To bring a viable unjust enrichment claim, a plaintiff must show three elements. "First, a benefit must be conferred upon the defendant at the plaintiff's expense. Second, the benefit must result in an appreciation by the defendant. Finally, acceptance of the benefit under circumstances which render its retention, by the defendant without payment of the value thereof, inequitable." Guarantee Elec. Co. v. Big Rivers Elec. Corp., 669 F.Supp. 1371, 1380-81 (W.D. Ky. 1987) (citations omitted).

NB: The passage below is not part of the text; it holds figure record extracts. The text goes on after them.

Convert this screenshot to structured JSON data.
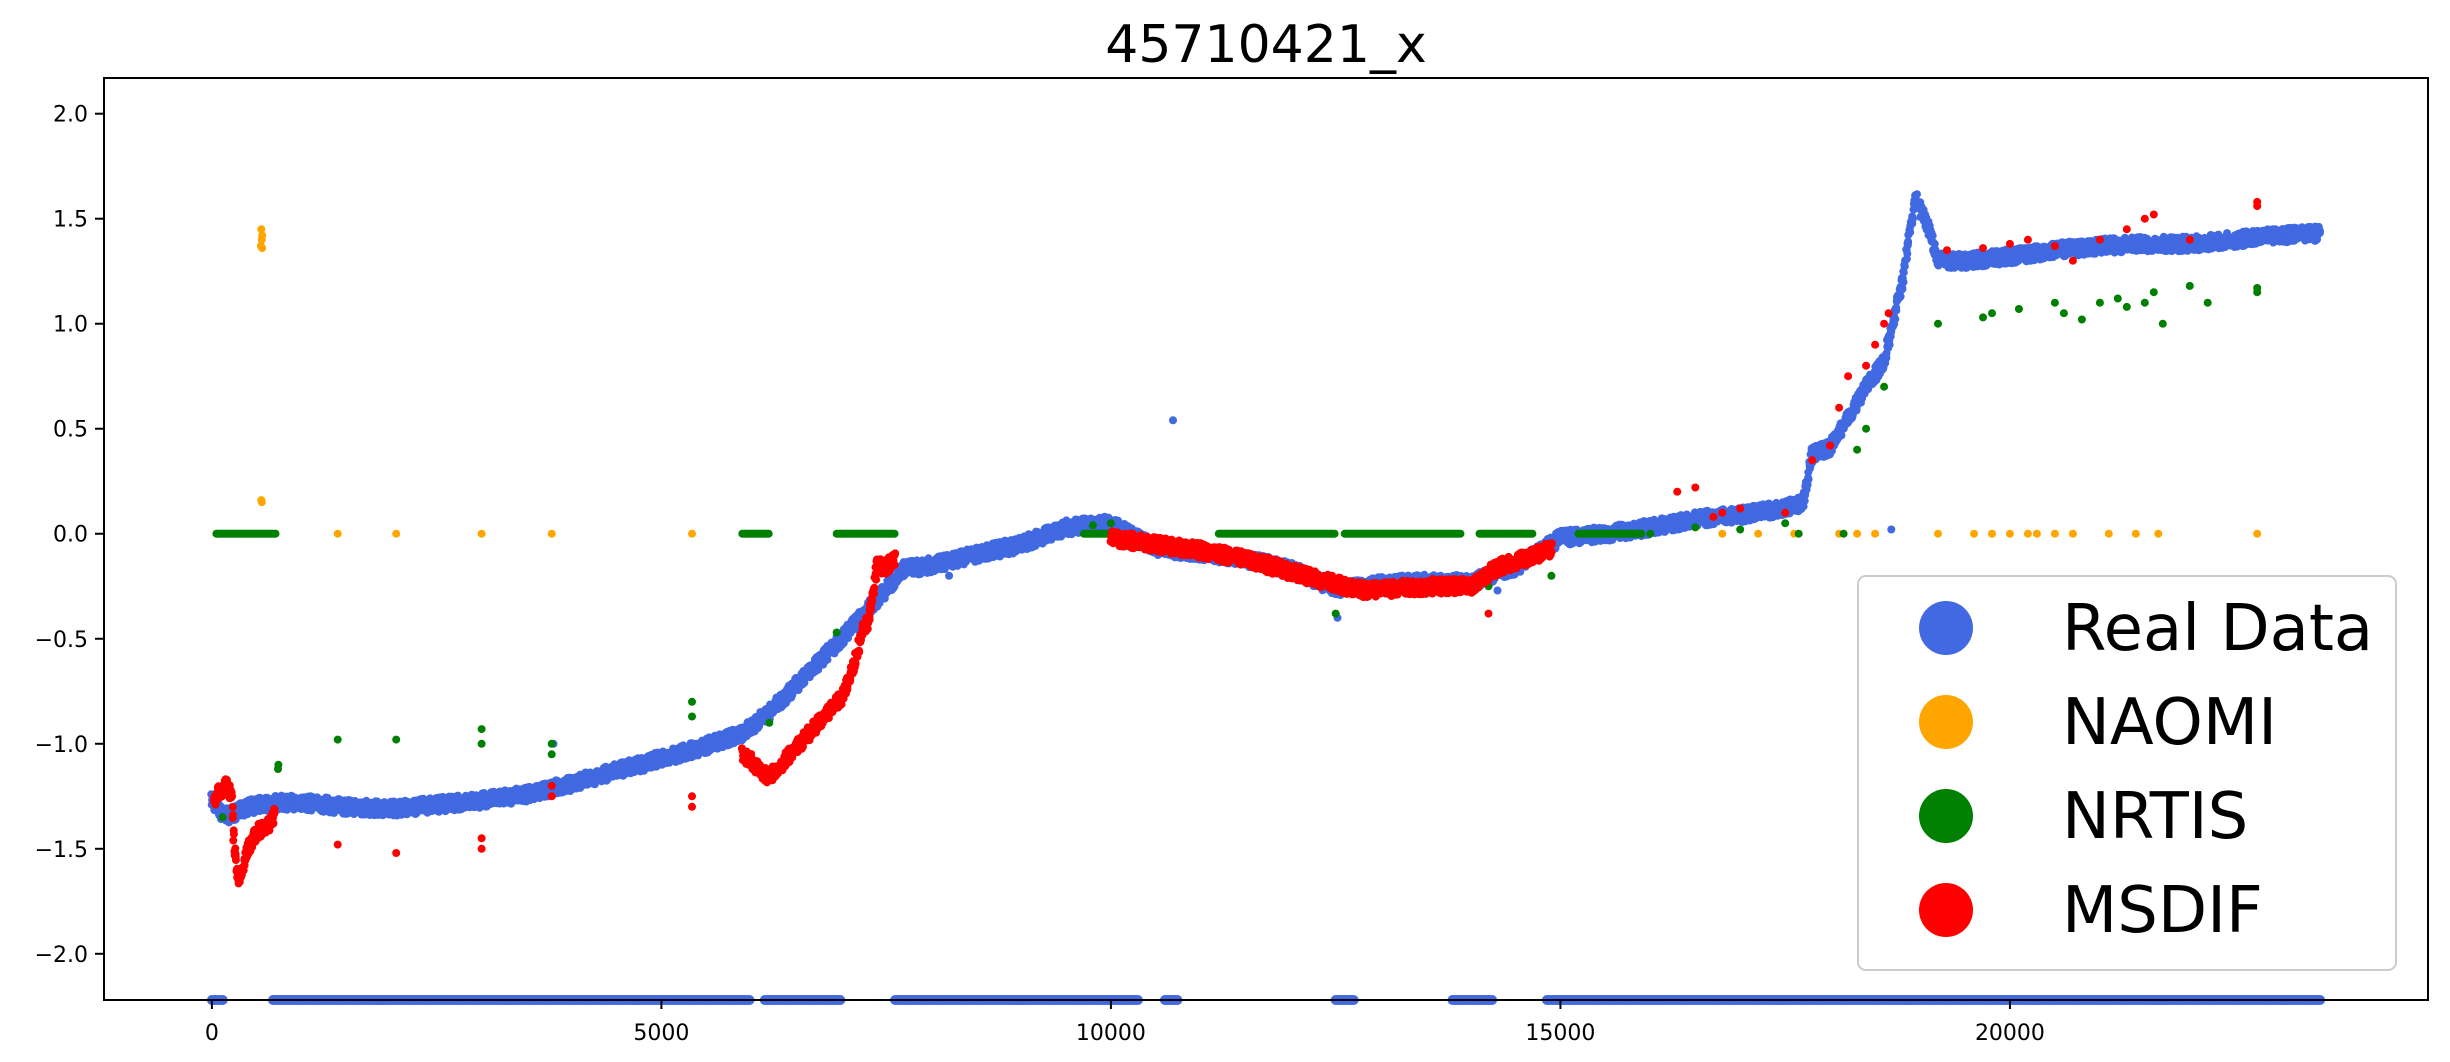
{
  "chart_data": {
    "type": "scatter",
    "title": "45710421_x",
    "xlabel": "",
    "ylabel": "",
    "xlim": [
      -1200,
      24650
    ],
    "ylim": [
      -2.22,
      2.17
    ],
    "x_ticks": [
      0,
      5000,
      10000,
      15000,
      20000
    ],
    "x_tick_labels": [
      "0",
      "5000",
      "10000",
      "15000",
      "20000"
    ],
    "y_ticks": [
      -2.0,
      -1.5,
      -1.0,
      -0.5,
      0.0,
      0.5,
      1.0,
      1.5,
      2.0
    ],
    "y_tick_labels": [
      "−2.0",
      "−1.5",
      "−1.0",
      "−0.5",
      "0.0",
      "0.5",
      "1.0",
      "1.5",
      "2.0"
    ],
    "grid": false,
    "legend_placement": "lower-right",
    "series": [
      {
        "name": "Real Data",
        "color": "#4169e1",
        "curve": [
          [
            0,
            -1.27
          ],
          [
            100,
            -1.33
          ],
          [
            200,
            -1.34
          ],
          [
            400,
            -1.3
          ],
          [
            700,
            -1.28
          ],
          [
            1000,
            -1.28
          ],
          [
            1500,
            -1.3
          ],
          [
            2000,
            -1.31
          ],
          [
            2500,
            -1.29
          ],
          [
            3000,
            -1.27
          ],
          [
            3500,
            -1.24
          ],
          [
            4000,
            -1.19
          ],
          [
            4500,
            -1.13
          ],
          [
            5000,
            -1.07
          ],
          [
            5500,
            -1.01
          ],
          [
            5900,
            -0.95
          ],
          [
            6200,
            -0.85
          ],
          [
            6500,
            -0.72
          ],
          [
            6800,
            -0.59
          ],
          [
            7000,
            -0.5
          ],
          [
            7700,
            -0.17
          ],
          [
            8000,
            -0.15
          ],
          [
            8500,
            -0.1
          ],
          [
            9000,
            -0.05
          ],
          [
            9500,
            0.03
          ],
          [
            10000,
            0.05
          ],
          [
            10500,
            -0.07
          ],
          [
            11000,
            -0.09
          ],
          [
            11500,
            -0.12
          ],
          [
            12000,
            -0.17
          ],
          [
            12500,
            -0.26
          ],
          [
            13000,
            -0.24
          ],
          [
            13500,
            -0.23
          ],
          [
            14000,
            -0.23
          ],
          [
            14500,
            -0.16
          ],
          [
            15000,
            -0.02
          ],
          [
            15500,
            0.0
          ],
          [
            16000,
            0.03
          ],
          [
            16500,
            0.07
          ],
          [
            17000,
            0.09
          ],
          [
            17500,
            0.12
          ],
          [
            17700,
            0.15
          ],
          [
            17800,
            0.38
          ],
          [
            18000,
            0.41
          ],
          [
            18200,
            0.55
          ],
          [
            18400,
            0.7
          ],
          [
            18600,
            0.82
          ],
          [
            18800,
            1.2
          ],
          [
            18950,
            1.6
          ],
          [
            19100,
            1.45
          ],
          [
            19200,
            1.3
          ],
          [
            19500,
            1.3
          ],
          [
            20000,
            1.32
          ],
          [
            20500,
            1.35
          ],
          [
            21000,
            1.37
          ],
          [
            21500,
            1.38
          ],
          [
            22000,
            1.38
          ],
          [
            22500,
            1.4
          ],
          [
            23000,
            1.42
          ],
          [
            23450,
            1.43
          ]
        ],
        "outliers": [
          [
            10690,
            0.54
          ],
          [
            12520,
            -0.4
          ],
          [
            18680,
            0.02
          ],
          [
            14300,
            -0.27
          ],
          [
            3800,
            -1.0
          ],
          [
            8200,
            -0.2
          ]
        ],
        "baseline_y": -2.22,
        "baseline_segments": [
          [
            0,
            130
          ],
          [
            680,
            5980
          ],
          [
            6150,
            7000
          ],
          [
            7600,
            10300
          ],
          [
            10600,
            10750
          ],
          [
            12500,
            12700
          ],
          [
            13800,
            14250
          ],
          [
            14850,
            23450
          ]
        ]
      },
      {
        "name": "NAOMI",
        "color": "#ffa500",
        "points": [
          [
            550,
            1.45
          ],
          [
            560,
            1.42
          ],
          [
            555,
            1.4
          ],
          [
            545,
            1.37
          ],
          [
            560,
            1.36
          ],
          [
            550,
            0.16
          ],
          [
            555,
            0.15
          ],
          [
            1400,
            0.0
          ],
          [
            2050,
            0.0
          ],
          [
            3000,
            0.0
          ],
          [
            3780,
            0.0
          ],
          [
            5340,
            0.0
          ],
          [
            9800,
            0.0
          ],
          [
            10050,
            0.0
          ],
          [
            14200,
            0.0
          ],
          [
            16800,
            0.0
          ],
          [
            17200,
            0.0
          ],
          [
            17600,
            0.0
          ],
          [
            18100,
            0.0
          ],
          [
            18300,
            0.0
          ],
          [
            18500,
            0.0
          ],
          [
            19200,
            0.0
          ],
          [
            19600,
            0.0
          ],
          [
            19800,
            0.0
          ],
          [
            20000,
            0.0
          ],
          [
            20200,
            0.0
          ],
          [
            20300,
            0.0
          ],
          [
            20500,
            0.0
          ],
          [
            20700,
            0.0
          ],
          [
            21100,
            0.0
          ],
          [
            21400,
            0.0
          ],
          [
            21650,
            0.0
          ],
          [
            22750,
            0.0
          ]
        ]
      },
      {
        "name": "NRTIS",
        "color": "#008000",
        "segments_at_zero": [
          [
            50,
            720
          ],
          [
            5900,
            6200
          ],
          [
            6950,
            7600
          ],
          [
            9700,
            10000
          ],
          [
            11200,
            12500
          ],
          [
            12600,
            13900
          ],
          [
            14100,
            14700
          ],
          [
            15200,
            15900
          ]
        ],
        "points": [
          [
            120,
            -1.35
          ],
          [
            740,
            -1.1
          ],
          [
            735,
            -1.12
          ],
          [
            1400,
            -0.98
          ],
          [
            2050,
            -0.98
          ],
          [
            3000,
            -0.93
          ],
          [
            3000,
            -1.0
          ],
          [
            3780,
            -1.05
          ],
          [
            3780,
            -1.0
          ],
          [
            5340,
            -0.8
          ],
          [
            5340,
            -0.87
          ],
          [
            6200,
            -0.9
          ],
          [
            6950,
            -0.47
          ],
          [
            7500,
            -0.14
          ],
          [
            9800,
            0.04
          ],
          [
            10000,
            0.05
          ],
          [
            12500,
            -0.38
          ],
          [
            14200,
            -0.25
          ],
          [
            14900,
            -0.2
          ],
          [
            16000,
            0.0
          ],
          [
            16500,
            0.03
          ],
          [
            17000,
            0.02
          ],
          [
            17500,
            0.05
          ],
          [
            18300,
            0.4
          ],
          [
            18400,
            0.5
          ],
          [
            18600,
            0.7
          ],
          [
            19200,
            1.0
          ],
          [
            19800,
            1.05
          ],
          [
            19700,
            1.03
          ],
          [
            20100,
            1.07
          ],
          [
            20500,
            1.1
          ],
          [
            20600,
            1.05
          ],
          [
            20800,
            1.02
          ],
          [
            21000,
            1.1
          ],
          [
            21200,
            1.12
          ],
          [
            21300,
            1.08
          ],
          [
            21700,
            1.0
          ],
          [
            21600,
            1.15
          ],
          [
            21500,
            1.1
          ],
          [
            22000,
            1.18
          ],
          [
            22200,
            1.1
          ],
          [
            22750,
            1.15
          ],
          [
            22750,
            1.17
          ],
          [
            18150,
            0.0
          ],
          [
            17650,
            0.0
          ]
        ]
      },
      {
        "name": "MSDIF",
        "color": "#ff0000",
        "curve": [
          [
            30,
            -1.26
          ],
          [
            150,
            -1.2
          ],
          [
            220,
            -1.24
          ],
          [
            260,
            -1.55
          ],
          [
            300,
            -1.65
          ],
          [
            400,
            -1.5
          ],
          [
            500,
            -1.42
          ],
          [
            600,
            -1.4
          ],
          [
            700,
            -1.34
          ],
          [
            5900,
            -1.05
          ],
          [
            6000,
            -1.08
          ],
          [
            6100,
            -1.13
          ],
          [
            6200,
            -1.16
          ],
          [
            7000,
            -0.78
          ],
          [
            7100,
            -0.68
          ],
          [
            7250,
            -0.45
          ],
          [
            7300,
            -0.42
          ],
          [
            7400,
            -0.15
          ],
          [
            7500,
            -0.16
          ],
          [
            7600,
            -0.12
          ],
          [
            10000,
            -0.02
          ],
          [
            10500,
            -0.05
          ],
          [
            11000,
            -0.08
          ],
          [
            11500,
            -0.12
          ],
          [
            12000,
            -0.18
          ],
          [
            12500,
            -0.24
          ],
          [
            12800,
            -0.27
          ],
          [
            13200,
            -0.26
          ],
          [
            13600,
            -0.25
          ],
          [
            14000,
            -0.25
          ],
          [
            14300,
            -0.16
          ],
          [
            14600,
            -0.12
          ],
          [
            14900,
            -0.07
          ]
        ],
        "points": [
          [
            1400,
            -1.48
          ],
          [
            2050,
            -1.52
          ],
          [
            3000,
            -1.45
          ],
          [
            3000,
            -1.5
          ],
          [
            3780,
            -1.2
          ],
          [
            3780,
            -1.25
          ],
          [
            5340,
            -1.3
          ],
          [
            5340,
            -1.25
          ],
          [
            14200,
            -0.38
          ],
          [
            16300,
            0.2
          ],
          [
            16500,
            0.22
          ],
          [
            16700,
            0.08
          ],
          [
            16800,
            0.1
          ],
          [
            17000,
            0.12
          ],
          [
            17500,
            0.1
          ],
          [
            17800,
            0.35
          ],
          [
            18000,
            0.42
          ],
          [
            18100,
            0.6
          ],
          [
            18200,
            0.75
          ],
          [
            18400,
            0.8
          ],
          [
            18500,
            0.9
          ],
          [
            18600,
            1.0
          ],
          [
            18650,
            1.05
          ],
          [
            19300,
            1.35
          ],
          [
            19700,
            1.36
          ],
          [
            20000,
            1.38
          ],
          [
            20200,
            1.4
          ],
          [
            20500,
            1.37
          ],
          [
            20700,
            1.3
          ],
          [
            21000,
            1.4
          ],
          [
            21300,
            1.45
          ],
          [
            21500,
            1.5
          ],
          [
            21600,
            1.52
          ],
          [
            22000,
            1.4
          ],
          [
            22750,
            1.58
          ],
          [
            22750,
            1.56
          ]
        ]
      }
    ]
  }
}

McIntosh has made no showing that a benefitted was conferred upon the Company at his expense. The Company remitted an appropriate portion of its processing fees to Snider; Snider allegedly agreed to share these profits with his independent contractors, including McIntosh. The Company was not obligated to remit payment to Snider's independent contractors. If Snider withheld payment from McIntosh, it is Snider who was unjustly enriched-not the Company. Therefore, the Court will dismiss McIntosh's unjust enrichment claim.

CONCLUSION

Having considered the parties' respective arguments and being otherwise sufficiently advised, the Court finds that McIntosh's claims against Data RX Management, even when construed in the light most favorable to him, fail to state any claims upon which relief may be granted. Therefore, the Court will GRANT the Company's Motion to Dismiss and DISMISS McIntosh's Complaint. An appropriate Order will issue concurrently with this Opinion.